The US Food and Drug Administration (FDA) has approved lenvatinib for the treatment of unresectable hepatocellular carcinoma (HCC).
An international, multicenter, randomized, open-label, non-inferiority trial, referred to as the REFLECT trial, which enrolled 954 patients with previously untreated, metastatic, or unresectable HCC served as the basis for the approval. Patients were randomized 1:1 to receive either oral, once-daily lenvatinib (12 mg if they had a baseline weight of ≥60 kg or 8 mg if they had a baseline body weight of <60 kg) or oral, twice-daily sorafenib (400 mg). Patients continued on their treatment regimen until radiological disease progression or unacceptable toxicity was noted.
Lenvatinib was found to be noninferior but not statistically superior to sorafenib when it came to overall survival (OS) (HR 0.92; 95% CI: 0.79, 1.06). In those receiving lenvatinib, the median OS was reported to be 13.6 months, while for those receiving sorafenib, the median OS was 12.3 months.

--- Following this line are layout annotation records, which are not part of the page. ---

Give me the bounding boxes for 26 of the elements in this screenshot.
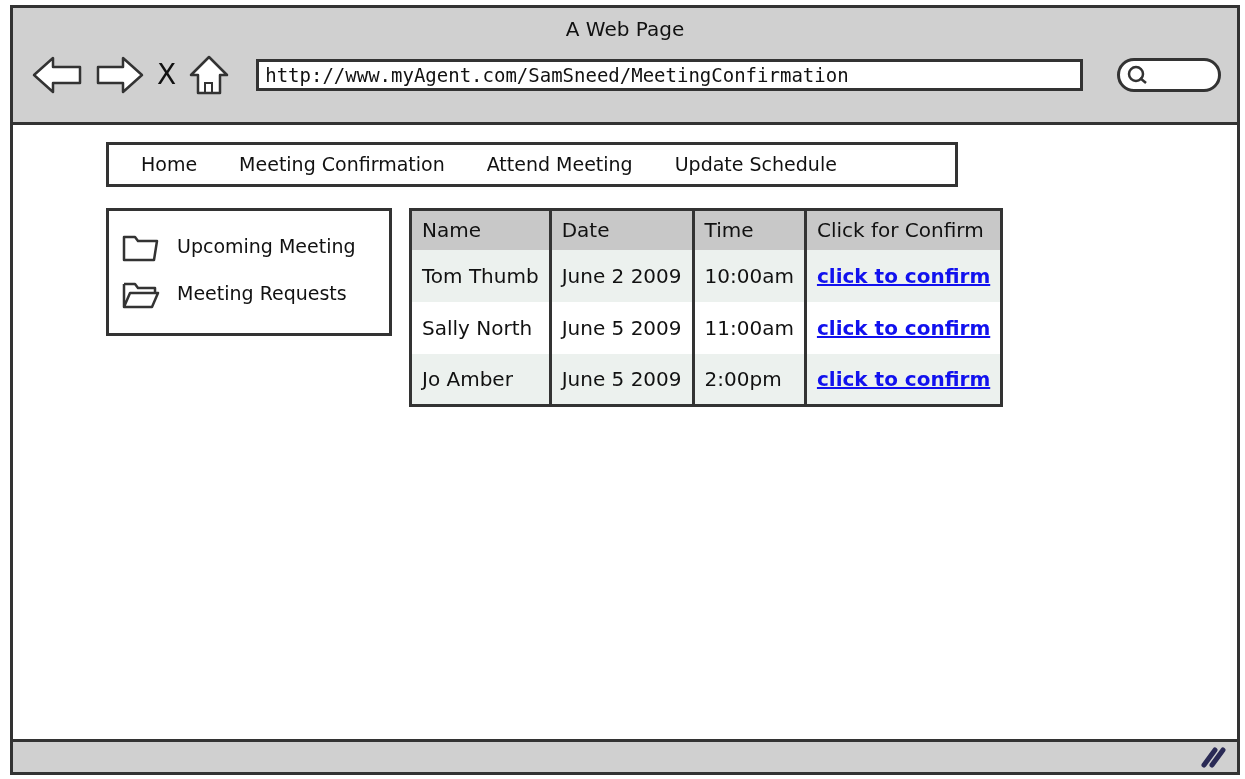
window-title: A Web Page bbox=[564, 16, 686, 43]
column-header: Date bbox=[550, 209, 694, 250]
stop-button[interactable]: X bbox=[157, 61, 177, 89]
column-header: Click for Confirm bbox=[805, 209, 1002, 250]
sidebar-item[interactable]: Meeting Requests bbox=[177, 279, 347, 308]
menu-link[interactable]: Attend Meeting bbox=[486, 150, 633, 179]
table-cell: 2:00pm bbox=[693, 353, 806, 406]
search-icon bbox=[1126, 64, 1148, 86]
address-field[interactable]: http://www.myAgent.com/SamSneed/MeetingConfirmation bbox=[256, 59, 1083, 91]
resize-grip-icon[interactable] bbox=[1201, 746, 1227, 768]
forward-arrow-icon[interactable] bbox=[95, 55, 145, 95]
menu-link[interactable]: Home bbox=[141, 150, 198, 179]
column-header: Name bbox=[410, 209, 551, 250]
table-cell: June 5 2009 bbox=[550, 353, 694, 406]
table-cell: 10:00am bbox=[693, 249, 806, 302]
table-cell: Jo Amber bbox=[410, 353, 551, 406]
back-arrow-icon[interactable] bbox=[31, 55, 83, 95]
search-field[interactable] bbox=[1117, 58, 1221, 92]
sidebar-item[interactable]: Upcoming Meeting bbox=[177, 232, 356, 261]
confirm-link[interactable]: click to confirm bbox=[816, 315, 991, 340]
table-cell: Tom Thumb bbox=[410, 249, 551, 302]
menu-link[interactable]: Update Schedule bbox=[674, 150, 837, 179]
column-header: Time bbox=[693, 209, 806, 250]
menu-link[interactable]: Meeting Confirmation bbox=[239, 150, 445, 179]
table-cell: June 2 2009 bbox=[550, 249, 694, 302]
home-icon[interactable] bbox=[188, 54, 231, 96]
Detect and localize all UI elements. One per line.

Furthermore, lenvatinib showed a statistically significant improvement in progression-free survival (PFS) compared with sorafenib. In the lenvatinib arm, the median progression-free survival (PFS) was 7.3 months, while in the in the sorafenib arm, the median PFS was just 3.6 months (HR 0.64; 95% CI: 0.55, 0.75; p<0.001) per modified RECIST for HCC (mRECIST), reflecting findings similar to RECIST 1.1 (response evaluation criteria in solid tumors). The overall response rate was higher for those receiving lenvatinib as compared with those who were given sorafenib (41% vs. 12% per mRECIST and 19% vs. 7% per RECIST 1.1).
In order of frequency, hypertension, fatigue, diarrhea, decreased appetite, arthralgia/myalgia, decreased weight, abdominal pain, palmar-plantar erythrodysesthesia syndrome, proteinuria, dysphonia, hemorrhagic events, hypothyroidism, and nausea were the most common adverse reactions observed in the patients with HCC who were treated with lenvatinib (≥20%).
Recommended lenvatinib dosages for patients with HCC are 12 mg orally once daily in patients 60 kg or greater actual body weight or 8 mg orally once daily in patients less than 60 kg actual body weight.